誰からも愛された弟には、誰も知らない秘密があった。突然姿を消した弟、希望。行方を追う兄の誠実は、関係者の語る姿を通し弟の持つ複数の顔を知る。本当の希望はどこにいるのか。記憶を辿るうち、誠実もまた目をそらしてきた感情と向き合うこととなる――。痛みを抱えたまま大人になった兄弟が、それぞれの「希望」を探す優しいエールに満ちた物語。文庫化にあたり、書下ろし短篇「光」を収録。
 

 

寺地さんの作品を読むのは初めてだと思います。

優しい感じの作風なのかなとなんとなく思っていたのでこの作品は割と衝撃的でした。

 

突然姿を消した弟の希望を兄の誠実が探すというストーリー。

希望がどんな人間だったのか色々な人の目を通した人物像が描かれています。

 

誰も知らない秘密があったというよりは誰も知らない本当の顔があったという方が近いかなと思います。

 

母親の思う希望、昔の彼女の思う希望、同僚の目を通した希望などなど。

優しくてあたりの柔らかい希望だけれど、つかみどころのない人間でもある。

誠実はそれを知るたびに混乱しつつも希望を探し出したい気持ちも強くなっていくようでした。

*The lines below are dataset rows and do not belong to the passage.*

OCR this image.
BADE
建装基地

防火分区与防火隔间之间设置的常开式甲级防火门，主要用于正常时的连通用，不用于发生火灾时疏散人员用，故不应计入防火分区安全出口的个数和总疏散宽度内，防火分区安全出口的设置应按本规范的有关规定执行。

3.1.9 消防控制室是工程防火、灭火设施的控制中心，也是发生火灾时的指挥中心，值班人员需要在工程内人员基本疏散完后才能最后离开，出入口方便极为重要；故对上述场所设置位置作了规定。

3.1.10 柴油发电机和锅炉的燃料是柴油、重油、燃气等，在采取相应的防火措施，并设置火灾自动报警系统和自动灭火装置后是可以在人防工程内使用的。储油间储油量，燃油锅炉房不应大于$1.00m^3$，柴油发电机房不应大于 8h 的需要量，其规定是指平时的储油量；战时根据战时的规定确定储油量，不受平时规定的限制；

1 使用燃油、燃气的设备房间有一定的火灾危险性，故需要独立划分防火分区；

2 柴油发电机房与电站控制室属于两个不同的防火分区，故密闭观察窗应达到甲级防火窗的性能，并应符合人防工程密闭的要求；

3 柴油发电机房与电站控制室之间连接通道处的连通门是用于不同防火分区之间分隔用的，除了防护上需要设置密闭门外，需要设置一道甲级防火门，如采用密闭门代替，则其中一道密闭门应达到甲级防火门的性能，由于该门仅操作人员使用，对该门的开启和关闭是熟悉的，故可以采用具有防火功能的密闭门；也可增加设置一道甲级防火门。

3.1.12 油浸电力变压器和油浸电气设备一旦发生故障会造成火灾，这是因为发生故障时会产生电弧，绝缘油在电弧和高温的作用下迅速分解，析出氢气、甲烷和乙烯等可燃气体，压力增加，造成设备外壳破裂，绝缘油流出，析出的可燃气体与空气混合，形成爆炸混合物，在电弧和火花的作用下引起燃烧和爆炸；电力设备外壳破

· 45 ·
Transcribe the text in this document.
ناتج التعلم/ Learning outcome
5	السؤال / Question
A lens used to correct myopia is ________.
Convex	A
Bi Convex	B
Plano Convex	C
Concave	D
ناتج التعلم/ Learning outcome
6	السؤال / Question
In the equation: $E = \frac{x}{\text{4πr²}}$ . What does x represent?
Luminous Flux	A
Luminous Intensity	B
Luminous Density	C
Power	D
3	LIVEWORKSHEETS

多分それは誠実が自分をさがす道程でもあったんだろう。

 

現実を直視したくない誠実と中身が空っぽの希望。

1ページ1ページがきつかった。

 

誰かのせいにしても解決しないけれどやはり親って大切なんです。

だから誠実と希望は本当に気の毒だと思う。

子供に一番大切なのは自分が愛されているという安心感だと思っている。

それ以外はそれぞれの家庭によって違うかもしれないけれど、愛だけは絶対に必要だ。

 

それにしても登場人物でまともに良い人は一人もいないです。

なかなかに陰鬱な気分になる。

でも考えてみたらそれが当たり前なんですよね。

うわ、良い人…なんて現実には多分ほとんどいない。

みんな悩みを抱えながら生きているわけだし、自分に不満だったり損をしたくなくてうまく立ち回ろうとしたりの繰り返し。

 

希望の事を考えようとするとそれが鏡のようになって自分の姿が見えてきて、周りの人々も少しだけ変わっていく。

特に誠実はそうだったんじゃないかなと思う。

 

単行本のラストもとてもよかったし、文庫化にあたって書かれた最終章にとても救われました。

ほんの少しずつでも希望が自分を自分らしさで満たしていってくれればいいなと素直に思いました。

 

他の寺地作品がこんなにも心に痛いものなのかどうかは知らないのですが、良い作品に巡り会えたなと感謝します。